Autor: Diego Ruano Cano
Érase una vez un niño que vivía con su madre y su padre en una sencilla choza del bosque perdido. Un día su madre se murió. El padre la enterró en el huerto que tenían detrás de la choza. No pudieron enterrarla en el cementerio común porque eran pobres.
Al día siguiente todo fue normal. El padre se fue a cazar al bosque pero se perdió. Aunque se conocía todo el bosque como la palma de su mano no encontró la manera de salir de ese recoveco. Estuvo perdido una semana entera, y... al fin observó que salía humo de una casa que se veía en el horizonte anaranjado. Con los árboles del bosque era un poco difícil ver la casa pero como él tiene buena vista lo vio todo muy bien. El niño ansioso por ver a su padre entrar por la puerta esperó y esperó días y días.
El padre fue corriendo a la casa que encontró, para pedir un poco de agua y comer algo porque hacía días que no comía ni bebía.
Al entrar en la casa se encontró con una mujer muy bella. Comió, bebió y se encontró muy bien con esa persona que era especial para él.
Un día al despertarse le dijo que si se quería ir a vivir con él en su choza. Ella le dijo que estaba encantada de irse allí y vivir con él. Cuando preparó todas sus maletas se marcharon.

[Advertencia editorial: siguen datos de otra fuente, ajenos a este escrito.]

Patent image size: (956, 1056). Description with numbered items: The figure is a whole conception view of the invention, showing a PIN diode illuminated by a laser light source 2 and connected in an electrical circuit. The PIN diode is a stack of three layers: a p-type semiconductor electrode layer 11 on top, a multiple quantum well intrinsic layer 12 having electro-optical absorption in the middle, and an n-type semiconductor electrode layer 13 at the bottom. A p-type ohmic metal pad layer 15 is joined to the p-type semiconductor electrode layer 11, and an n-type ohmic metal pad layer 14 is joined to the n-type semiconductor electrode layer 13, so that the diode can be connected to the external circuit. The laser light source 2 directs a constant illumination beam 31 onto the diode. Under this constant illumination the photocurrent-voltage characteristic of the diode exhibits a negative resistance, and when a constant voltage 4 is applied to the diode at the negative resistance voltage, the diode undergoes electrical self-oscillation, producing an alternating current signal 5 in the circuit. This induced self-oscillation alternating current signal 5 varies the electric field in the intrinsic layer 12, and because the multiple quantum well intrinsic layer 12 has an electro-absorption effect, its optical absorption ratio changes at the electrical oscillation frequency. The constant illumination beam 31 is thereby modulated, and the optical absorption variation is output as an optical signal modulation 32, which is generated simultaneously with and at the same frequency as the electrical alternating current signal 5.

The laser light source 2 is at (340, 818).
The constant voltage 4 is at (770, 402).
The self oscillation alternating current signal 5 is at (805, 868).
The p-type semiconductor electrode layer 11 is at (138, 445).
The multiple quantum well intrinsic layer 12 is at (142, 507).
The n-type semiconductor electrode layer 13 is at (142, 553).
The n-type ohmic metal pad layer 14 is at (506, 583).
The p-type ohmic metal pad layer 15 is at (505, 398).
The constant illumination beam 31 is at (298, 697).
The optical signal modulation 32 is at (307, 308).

Al llegar a su choza, el hijo se alegró muchísimo de ver a su padre, pero al ver a esa mujer se extrañó. El niño le preguntó a su padre que quién era esa mujer, el padre le dijo que dentro de poco sería su madrastra y el niño se sorprendió. Aquella señorita en vez de llevar ropa en la maleta llevaba dinero y muchas riquezas.
Gracias a eso todos vivieron felices y comieron perdices.